Bank of England to Maintain Interest Rates at 16-Year High Ahead of UK Election
The Bank of England (BoE) is expected to keep interest rates at a 16-year high of 5.25% on Thursday as inflationary pressures persist, providing a crucial boost to Prime Minister Rishi Sunak ahead of the July 4th election. BoE Governor Andrew Bailey had hinted at a possible rate cut earlier last month, expressing optimism about the direction of economic trends and mentioning that a rate reduction in June was an option, though not guaranteed.
Despite data showing that overall inflation in May fell back to the BoE’s 2% target for the first time in nearly three years—achieving this milestone faster than the US or the Eurozone—the mid-term outlook remains less encouraging.
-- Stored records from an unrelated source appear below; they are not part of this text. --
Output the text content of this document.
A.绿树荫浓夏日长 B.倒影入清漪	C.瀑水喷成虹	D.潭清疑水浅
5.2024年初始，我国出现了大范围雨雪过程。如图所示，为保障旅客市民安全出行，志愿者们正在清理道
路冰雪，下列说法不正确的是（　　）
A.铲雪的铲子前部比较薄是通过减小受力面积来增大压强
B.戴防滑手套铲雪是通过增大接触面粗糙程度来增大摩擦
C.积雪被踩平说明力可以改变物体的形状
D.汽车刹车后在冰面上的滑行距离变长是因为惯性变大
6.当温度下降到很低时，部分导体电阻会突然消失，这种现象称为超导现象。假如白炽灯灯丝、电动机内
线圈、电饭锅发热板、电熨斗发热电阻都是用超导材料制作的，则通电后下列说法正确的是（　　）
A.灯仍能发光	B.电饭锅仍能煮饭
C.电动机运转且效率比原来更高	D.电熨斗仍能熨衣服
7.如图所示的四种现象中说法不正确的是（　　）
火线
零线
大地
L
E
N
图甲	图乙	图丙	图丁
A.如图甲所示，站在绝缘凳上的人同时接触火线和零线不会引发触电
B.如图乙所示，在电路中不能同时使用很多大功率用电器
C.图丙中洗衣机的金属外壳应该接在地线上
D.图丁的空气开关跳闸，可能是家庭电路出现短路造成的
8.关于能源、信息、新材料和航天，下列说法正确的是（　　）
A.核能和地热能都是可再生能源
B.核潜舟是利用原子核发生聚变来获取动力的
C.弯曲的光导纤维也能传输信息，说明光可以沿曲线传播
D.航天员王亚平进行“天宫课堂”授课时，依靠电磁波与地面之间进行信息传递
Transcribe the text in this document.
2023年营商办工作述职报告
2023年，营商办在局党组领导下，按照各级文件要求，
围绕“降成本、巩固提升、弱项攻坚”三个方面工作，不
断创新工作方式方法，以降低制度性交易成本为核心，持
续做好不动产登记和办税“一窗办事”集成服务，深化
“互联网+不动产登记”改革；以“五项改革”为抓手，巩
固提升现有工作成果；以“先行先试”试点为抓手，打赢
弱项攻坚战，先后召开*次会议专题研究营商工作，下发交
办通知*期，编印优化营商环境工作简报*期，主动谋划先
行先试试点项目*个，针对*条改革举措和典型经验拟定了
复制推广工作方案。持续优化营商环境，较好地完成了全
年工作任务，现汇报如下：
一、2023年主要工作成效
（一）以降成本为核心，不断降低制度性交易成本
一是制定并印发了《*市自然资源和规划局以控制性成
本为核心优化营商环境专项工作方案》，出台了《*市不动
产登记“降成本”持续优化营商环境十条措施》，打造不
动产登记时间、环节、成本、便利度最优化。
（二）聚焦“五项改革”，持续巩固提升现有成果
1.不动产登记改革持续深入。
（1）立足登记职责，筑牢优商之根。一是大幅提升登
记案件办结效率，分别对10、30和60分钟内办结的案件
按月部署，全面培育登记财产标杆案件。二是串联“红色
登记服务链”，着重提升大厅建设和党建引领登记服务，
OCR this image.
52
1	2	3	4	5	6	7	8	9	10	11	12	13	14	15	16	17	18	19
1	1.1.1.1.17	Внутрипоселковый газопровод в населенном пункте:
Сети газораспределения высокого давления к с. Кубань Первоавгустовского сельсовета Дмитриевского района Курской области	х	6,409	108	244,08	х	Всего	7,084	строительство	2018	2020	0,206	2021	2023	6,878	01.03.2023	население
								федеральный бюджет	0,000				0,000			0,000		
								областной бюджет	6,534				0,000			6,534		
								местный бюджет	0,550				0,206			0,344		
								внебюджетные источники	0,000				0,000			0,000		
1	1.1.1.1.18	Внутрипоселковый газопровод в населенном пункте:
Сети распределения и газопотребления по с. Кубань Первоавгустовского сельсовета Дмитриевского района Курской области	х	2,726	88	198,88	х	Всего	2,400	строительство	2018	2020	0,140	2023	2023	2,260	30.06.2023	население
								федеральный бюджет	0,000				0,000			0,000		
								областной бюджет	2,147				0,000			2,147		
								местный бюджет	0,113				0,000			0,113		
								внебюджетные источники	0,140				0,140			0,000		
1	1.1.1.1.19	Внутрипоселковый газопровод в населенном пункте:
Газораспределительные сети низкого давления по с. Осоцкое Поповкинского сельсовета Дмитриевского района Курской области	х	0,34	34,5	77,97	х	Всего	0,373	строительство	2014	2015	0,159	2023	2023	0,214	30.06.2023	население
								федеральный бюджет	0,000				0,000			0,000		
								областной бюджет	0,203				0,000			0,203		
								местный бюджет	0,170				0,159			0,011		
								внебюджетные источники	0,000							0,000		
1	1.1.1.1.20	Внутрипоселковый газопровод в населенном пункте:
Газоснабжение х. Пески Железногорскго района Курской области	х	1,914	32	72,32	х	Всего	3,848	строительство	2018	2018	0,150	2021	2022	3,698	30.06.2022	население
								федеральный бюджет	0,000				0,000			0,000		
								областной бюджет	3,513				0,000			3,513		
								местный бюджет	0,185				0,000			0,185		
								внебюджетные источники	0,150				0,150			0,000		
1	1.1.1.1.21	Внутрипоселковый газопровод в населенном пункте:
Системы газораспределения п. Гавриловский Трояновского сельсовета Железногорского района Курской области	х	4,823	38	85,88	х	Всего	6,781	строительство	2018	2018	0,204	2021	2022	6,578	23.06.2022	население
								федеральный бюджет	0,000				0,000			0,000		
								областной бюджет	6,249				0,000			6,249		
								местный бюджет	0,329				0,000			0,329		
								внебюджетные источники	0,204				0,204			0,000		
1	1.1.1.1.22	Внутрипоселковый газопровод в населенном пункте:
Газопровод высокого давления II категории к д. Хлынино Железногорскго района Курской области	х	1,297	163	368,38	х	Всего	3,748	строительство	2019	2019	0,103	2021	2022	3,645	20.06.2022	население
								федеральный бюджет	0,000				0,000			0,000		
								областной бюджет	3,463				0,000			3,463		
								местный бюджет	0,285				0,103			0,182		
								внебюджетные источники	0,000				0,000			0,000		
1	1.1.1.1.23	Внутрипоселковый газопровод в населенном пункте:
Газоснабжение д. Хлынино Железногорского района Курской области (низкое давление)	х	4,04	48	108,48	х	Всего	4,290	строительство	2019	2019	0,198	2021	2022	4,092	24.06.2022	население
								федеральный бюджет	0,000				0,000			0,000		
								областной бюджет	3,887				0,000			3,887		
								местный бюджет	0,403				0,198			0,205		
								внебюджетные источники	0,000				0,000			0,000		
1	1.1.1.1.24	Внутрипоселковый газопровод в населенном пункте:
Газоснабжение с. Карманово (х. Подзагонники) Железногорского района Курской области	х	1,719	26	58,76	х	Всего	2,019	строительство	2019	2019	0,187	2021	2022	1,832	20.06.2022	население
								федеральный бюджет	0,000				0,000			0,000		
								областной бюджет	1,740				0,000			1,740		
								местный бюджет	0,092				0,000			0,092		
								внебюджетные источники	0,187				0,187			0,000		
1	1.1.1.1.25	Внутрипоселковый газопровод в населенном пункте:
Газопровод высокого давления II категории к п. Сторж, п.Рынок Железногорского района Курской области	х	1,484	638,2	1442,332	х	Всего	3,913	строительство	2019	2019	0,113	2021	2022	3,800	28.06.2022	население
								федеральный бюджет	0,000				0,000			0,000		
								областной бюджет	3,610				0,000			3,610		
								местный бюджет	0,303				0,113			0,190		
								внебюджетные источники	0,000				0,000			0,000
The inflation rate for services has not declined as much as the BoE had anticipated in its last meeting, dropping to only 5.7% instead of the expected 5.3%, and wage growth in the private sector remains almost double the rate the BoE considers compatible with 2% inflation.
Last month, the central bank projected that inflation would rise to about 2.6% by the end of the year as the effects of recent reductions in regulated household energy bills wane. None of the 65 economists surveyed by Reuters last week expected the BoE to follow the European Central Bank’s lead in cutting rates this month, with the next announcement on August 1st seen as the most likely starting point for an easing cycle.
A repeat of the 7:2 vote from May is anticipated, where Deputy Governor Dave Ramsden and Monetary Policy Committee external member Swati Dhingra voted for a quarter-point cut. “We believe the Bank of England needs to see more reassuring data, either in the form of a more decisive moderation of the consumer price index for services or if all other signals point towards a softer direction,” said Victoria Clarke, chief UK economist at Santander.
While unemployment has reached a two-and-a-half-year high of 4.4%, economic growth this year has been relatively strong compared to recent weak UK standards. Financial markets remain skeptical about an August rate cut, estimating a 30% probability on Wednesday, with a more likely initial step in September and the risk of a delay until November, similar to expectations for the US Federal Reserve.
Regardless, a rate cut might come too late for Sunak, whose Conservative Party trails the opposition Labour Party by around 20 points in polls ahead of the election. While Sunak credits the drop in inflation since he took office in October 2022—when it hit a 41-year high of 11.1%—the Labour Party blames high mortgage rates on the economic mismanagement of former Conservative leader Liz Truss.
As the election campaign begins, the BoE has imposed a self-imposed silence period, canceling public events. Previously, BoE Chief Economist Huw Pill described an excessive focus on a June rate cut as “unwise,” but both he and Deputy Governor Ben Broadbent—who steps down at the end of this month—have stated that a summer rate cut remains possible.
The BoE began raising rates in December 2021, ahead of other major central banks, reaching their current peak in August 2023.